The U.K. ASH organization has now released a document that states that one of the few downsides of the e cigarette is that the levels of nicotine as "low", and may not give users the amount of nicotine needed to keep them using the e cigarette over the real thing. They further state their support for other alternatives to tobacco.

 "ASH supports a harm reduction approach to tobacco, that is, we recognize that while efforts to help people stop smoking should remain a priority, many people either do not wish to stop smoking or find it very hard to do so. For this group, we believe that products should be made available that deliver nicotine in a safe way, without the harmful components found in tobacco. Most of the diseases associated with smoking are caused by inhaling smoke which contains thousands of toxic chemicals. By contrast, nicotine is relatively safe. Therefore, e cigarettes, which deliver nicotine without the harmful toxins found in tobacco smoke, are likely to be a safer alternative to smoking. In addition, e-cigarettes reduce secondhand smoke exposure since they do not produce smoke."
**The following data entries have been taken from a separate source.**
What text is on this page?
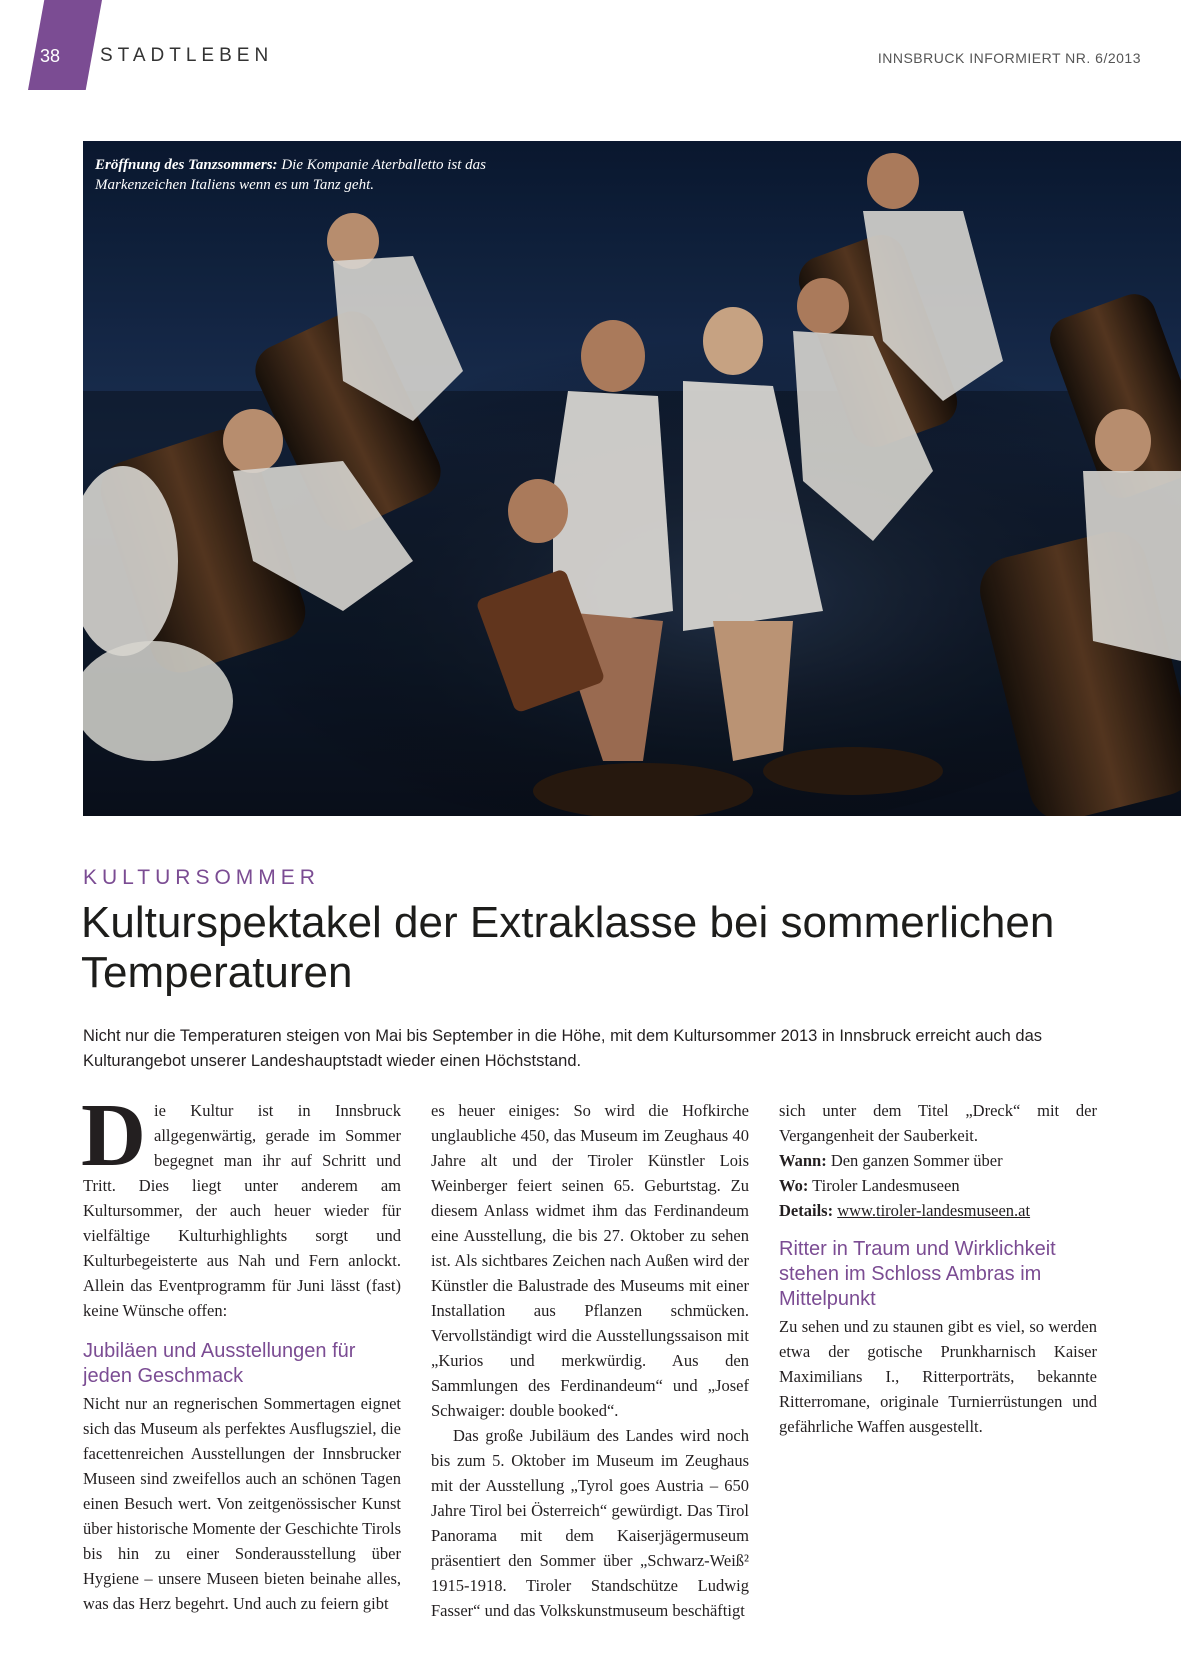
38	STADTLEBEN	INNSBRUCK INFORMIERT NR. 6/2013
Eröffnung des Tanzsommers: Die Kompanie Aterballetto ist das Markenzeichen Italiens wenn es um Tanz geht.
KULTURSOMMER
Kulturspektakel der Extraklasse bei sommerlichen Temperaturen
Nicht nur die Temperaturen steigen von Mai bis September in die Höhe, mit dem Kultursommer 2013 in Innsbruck erreicht auch das Kulturangebot unserer Landeshauptstadt wieder einen Höchststand.

Die Kultur ist in Innsbruck allgegenwärtig, gerade im Sommer begegnet man ihr auf Schritt und Tritt. Dies liegt unter anderem am Kultursommer, der auch heuer wieder für vielfältige Kulturhighlights sorgt und Kulturbegeisterte aus Nah und Fern anlockt. Allein das Eventprogramm für Juni lässt (fast) keine Wünsche offen:

Jubiläen und Ausstellungen für jeden Geschmack

Nicht nur an regnerischen Sommertagen eignet sich das Museum als perfektes Ausflugsziel, die facettenreichen Ausstellungen der Innsbrucker Museen sind zweifellos auch an schönen Tagen einen Besuch wert. Von zeitgenössischer Kunst über historische Momente der Geschichte Tirols bis hin zu einer Sonderausstellung über Hygiene – unsere Museen bieten beinahe alles, was das Herz begehrt. Und auch zu feiern gibt

es heuer einiges: So wird die Hofkirche unglaubliche 450, das Museum im Zeughaus 40 Jahre alt und der Tiroler Künstler Lois Weinberger feiert seinen 65. Geburtstag. Zu diesem Anlass widmet ihm das Ferdinandeum eine Ausstellung, die bis 27. Oktober zu sehen ist. Als sichtbares Zeichen nach Außen wird der Künstler die Balustrade des Museums mit einer Installation aus Pflanzen schmücken. Vervollständigt wird die Ausstellungssaison mit „Kurios und merkwürdig. Aus den Sammlungen des Ferdinandeum“ und „Josef Schwaiger: double booked“.

Das große Jubiläum des Landes wird noch bis zum 5. Oktober im Museum im Zeughaus mit der Ausstellung „Tyrol goes Austria – 650 Jahre Tirol bei Österreich“ gewürdigt. Das Tirol Panorama mit dem Kaiserjägermuseum präsentiert den Sommer über „Schwarz-Weiß² 1915-1918. Tiroler Standschütze Ludwig Fasser“ und das Volkskunstmuseum beschäftigt

sich unter dem Titel „Dreck“ mit der Vergangenheit der Sauberkeit.

Wann: Den ganzen Sommer über

Wo: Tiroler Landesmuseen

Details: www.tiroler-landesmuseen.at

Ritter in Traum und Wirklichkeit stehen im Schloss Ambras im Mittelpunkt

Zu sehen und zu staunen gibt es viel, so werden etwa der gotische Prunkharnisch Kaiser Maximilians I., Ritterporträts, bekannte Ritterromane, originale Turnierrüstungen und gefährliche Waffen ausgestellt.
With recent studies performed  by doctors showing that 45% of e cigarette users quit smoking tobacco within 8 weeks of starting with the product, along with several other studies by reputable companies around the globe stating that e cigarettes are between 100 to 1000 times safer and/or better for the user, combined with the destroyed credibility of ASH in the U.S. due to the discovery of millions of dollars in financial ties to the pharmaceutical industry, Is it any wonder that the people of the United States are expecting the e cigarette to be around a long time?